My friend is re assembling an old Lynn Wood dragster and he needs the axles shortened. I have searched and cannot find anyone who does this, except maybe the hot rod works. He does not want to convert to new style axles, hubs, etc. so this is not an option. Is it better to cut the axle and weld it with a sleeve or find somebody with a lathe with a taper attachment. If you know of anyone who would do this we would appreciate your reply. The shortened banjo, drums, etc. are from a 48 ford.
If the dragster is not going to be beat on then cut and weld would work but don't know if clearance for sleeve in diff carrier when assembling, another thought would be to shorten at the diff gear for best concentricity....Shortening and re cutting taper, key and retaining nut threads would be the best as long as the axle has enough "meat"...

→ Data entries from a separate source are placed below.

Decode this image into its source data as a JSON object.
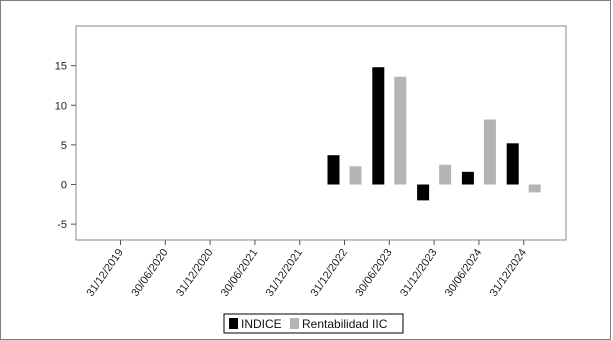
{
  "chart_data": {
    "type": "bar",
    "title": "",
    "xlabel": "",
    "ylabel": "",
    "categories": [
      "31/12/2019",
      "30/06/2020",
      "31/12/2020",
      "30/06/2021",
      "31/12/2021",
      "31/12/2022",
      "30/06/2023",
      "31/12/2023",
      "30/06/2024",
      "31/12/2024"
    ],
    "series": [
      {
        "name": "INDICE",
        "color": "#000000",
        "values": [
          null,
          null,
          null,
          null,
          null,
          3.7,
          14.8,
          -2.0,
          1.6,
          5.2
        ]
      },
      {
        "name": "Rentabilidad IIC",
        "color": "#b4b4b4",
        "values": [
          null,
          null,
          null,
          null,
          null,
          2.3,
          13.6,
          2.5,
          8.2,
          -1.0
        ]
      }
    ],
    "ylim": [
      -7,
      20
    ],
    "yticks": [
      -5,
      0,
      5,
      10,
      15
    ],
    "grid": false,
    "legend_position": "bottom"
  }
}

Should be a simple task for any well equipped machine shop, there should be a center drill at each end , I would turn the axle on centers cut the taper and o.d. For the threads then chop off the old end , do the keyway and threads , .. done deal getting the taper right is critical on how the hub seats My guess though is a ball park time of 4hr give or take
I think they were originally shorted inside where the carrier would have been and some sort of spool made. PM Marty Strode here on the hamb or check with the guys at the East Coast Sprint Car museum at Lattimore.

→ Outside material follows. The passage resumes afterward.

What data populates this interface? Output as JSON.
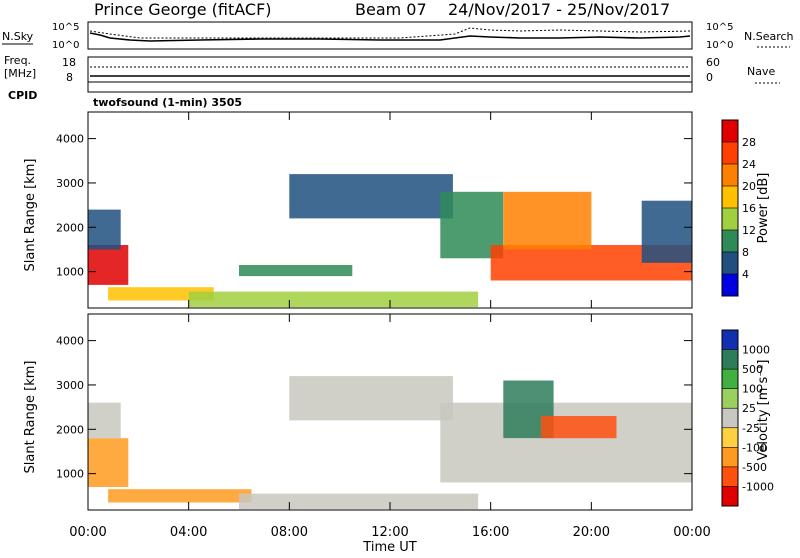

There are some old Chassis Research articles covering this in the old Fawcett hotrod books...I can probably find them. They were shortened by turning the ends, with extreme attention to accurate taper. The other way CR handled them was "safety Hub"...not much detail on that, but probably the way circle trackers did it with Ford housing end and hub machined to accept 1 or 2 ball type bearings, end of Ford housing hub threaded for retainer nut, crazy elaborate machining. Just shortened Ford, though, seems the norm. Dragsters seem to have made it into 180 MPH days with shortened Ford axles in their quickchanges...you can spot them by the protruding ends.
Thanks Bruce, Bob is going to turn the ends and lap them to the hubs as you suggest. Any more info you can provide would be appreciated. Every person we have talked to who either ran this setup or knew of someone who used it says its going to break. Bob wants to keep it as close to original as possible however. Bob says most of the later Lyndwoods went to Olds rears.
Any job shop should be able to shorten your axles, you have to give them good dimensions to work with. its not rocket science its just simple lathe and mill work.
We ran this type of setup back in the 50s,,,YES,they are going to break...and by all means,run some safety hubs..Why do you think lyndwood went to the later Olds read end??? Is this car going to be just a cackle car or actually run in competition?? Old Ford axles OK just for cackleling..Go to Olds if using for competition
Bob is the son of the late Pat Bilbow, the designer and builder of the Lyndwood chassis. He knows why they went to Olds. He is going to run safety hubs. Car is not going to be in competition but may do some burnouts. Reason for banjo is that's what this car has and he wants to keep it like it was.
I'll dig for the olde book... You might want to search out some of the old Fawcett hot rod books. late '50's--early '60's they seem to have had an in with Chassis Research, so each one has some neat stuff in an article about that shop. Borgeson was writing the stuff, I think.